Because action has only begun to occur in Malibu, enforcement situations have not yet developed. But in Oregon and Washington State, property rights organizations are well familiar with consequences.

Tim Harris, counsel for Pacific Legal Foundation in Bellevue, Washington, explains that since the coho salmon was declared endangered, restrictions have been placed on local residents including prohibitions of lighting over a bridge that could disturb salmon and spawning.

“But the terms ‘disturbing’ or ‘harming’ could apply to a number of things,” Harris continued. “The building of a structure near the watershed, driving across a river, playing in a creek, fertilizing lawns, using gopher poison, termiting a house, washing a car, . . .”

NMFS officials say they are not planning to be in the business of serving as “carwash police;” however, the agency has been flexing its muscles in Oregon and Washington to protect coho and chinook salmon.

Last September, the Wall Street Journal told how NMFS veto power halted $6 billion in construction work on I-405 following the expenditure of $6 million in plans to come up with four different proposals that would accommodate an expected 250 percent increase in traffic over the next 20 years.

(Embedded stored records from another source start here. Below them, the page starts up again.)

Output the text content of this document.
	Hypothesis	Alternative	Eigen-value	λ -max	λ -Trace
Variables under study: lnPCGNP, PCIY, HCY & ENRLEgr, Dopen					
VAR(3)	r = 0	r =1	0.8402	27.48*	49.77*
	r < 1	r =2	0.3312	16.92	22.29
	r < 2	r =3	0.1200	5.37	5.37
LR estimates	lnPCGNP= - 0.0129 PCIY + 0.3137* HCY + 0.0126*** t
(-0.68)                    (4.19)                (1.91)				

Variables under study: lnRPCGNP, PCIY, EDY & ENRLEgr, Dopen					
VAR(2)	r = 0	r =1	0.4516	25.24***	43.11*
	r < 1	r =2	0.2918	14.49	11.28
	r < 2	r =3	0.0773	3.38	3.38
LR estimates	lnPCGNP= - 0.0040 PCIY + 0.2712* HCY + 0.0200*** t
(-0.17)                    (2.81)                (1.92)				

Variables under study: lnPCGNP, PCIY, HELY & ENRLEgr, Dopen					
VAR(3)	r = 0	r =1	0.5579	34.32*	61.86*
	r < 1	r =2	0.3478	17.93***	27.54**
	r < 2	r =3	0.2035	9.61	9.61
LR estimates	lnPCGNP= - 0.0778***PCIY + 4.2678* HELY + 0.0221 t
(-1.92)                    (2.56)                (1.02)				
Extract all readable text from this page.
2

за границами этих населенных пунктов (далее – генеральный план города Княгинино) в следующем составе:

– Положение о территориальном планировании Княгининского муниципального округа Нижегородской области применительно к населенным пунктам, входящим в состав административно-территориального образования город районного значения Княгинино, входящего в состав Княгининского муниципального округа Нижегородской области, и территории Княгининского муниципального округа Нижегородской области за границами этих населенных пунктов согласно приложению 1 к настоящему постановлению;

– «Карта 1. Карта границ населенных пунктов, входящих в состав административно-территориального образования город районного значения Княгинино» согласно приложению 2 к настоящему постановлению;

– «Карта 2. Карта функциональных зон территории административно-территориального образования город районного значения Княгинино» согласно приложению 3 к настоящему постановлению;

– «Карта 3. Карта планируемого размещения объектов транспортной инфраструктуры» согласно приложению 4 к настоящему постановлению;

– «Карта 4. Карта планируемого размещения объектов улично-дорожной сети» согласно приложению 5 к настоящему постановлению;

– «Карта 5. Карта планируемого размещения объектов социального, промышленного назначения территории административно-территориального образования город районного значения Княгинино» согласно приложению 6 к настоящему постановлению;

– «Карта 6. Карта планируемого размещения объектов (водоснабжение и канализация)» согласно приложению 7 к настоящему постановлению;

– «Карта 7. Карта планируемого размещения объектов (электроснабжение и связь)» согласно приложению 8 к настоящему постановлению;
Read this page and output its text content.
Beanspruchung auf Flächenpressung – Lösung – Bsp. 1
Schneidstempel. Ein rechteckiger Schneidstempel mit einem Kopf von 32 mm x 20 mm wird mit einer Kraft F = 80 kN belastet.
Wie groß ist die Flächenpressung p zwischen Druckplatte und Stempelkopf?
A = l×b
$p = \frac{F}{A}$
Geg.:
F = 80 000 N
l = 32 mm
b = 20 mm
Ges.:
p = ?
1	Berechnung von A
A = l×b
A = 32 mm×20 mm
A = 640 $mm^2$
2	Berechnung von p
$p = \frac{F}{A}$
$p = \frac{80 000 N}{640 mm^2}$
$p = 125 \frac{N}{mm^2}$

NMFS rejected all the plans.

In a North Macadam urban renewal district, the City of Portland had planned to bring jobs and housing into a 130-acre parcel along the Willamette River. However, when NMFS ordered 200 foot buffers along the river instead of the 100-foot setbacks anticipated by the city, developers said the stricter regulations would make the project only “marginally feasible.”

And in Clackamas County, construction of a bridge over Clackamas Town Center was halted because of concern that a portion of the bridge construction, which went into Mount Scott Creek (a tributary of the Willamette where endangered Willamette River steelhead live), might cause rushing water to churn up sediments that would choke protected runs of the fish.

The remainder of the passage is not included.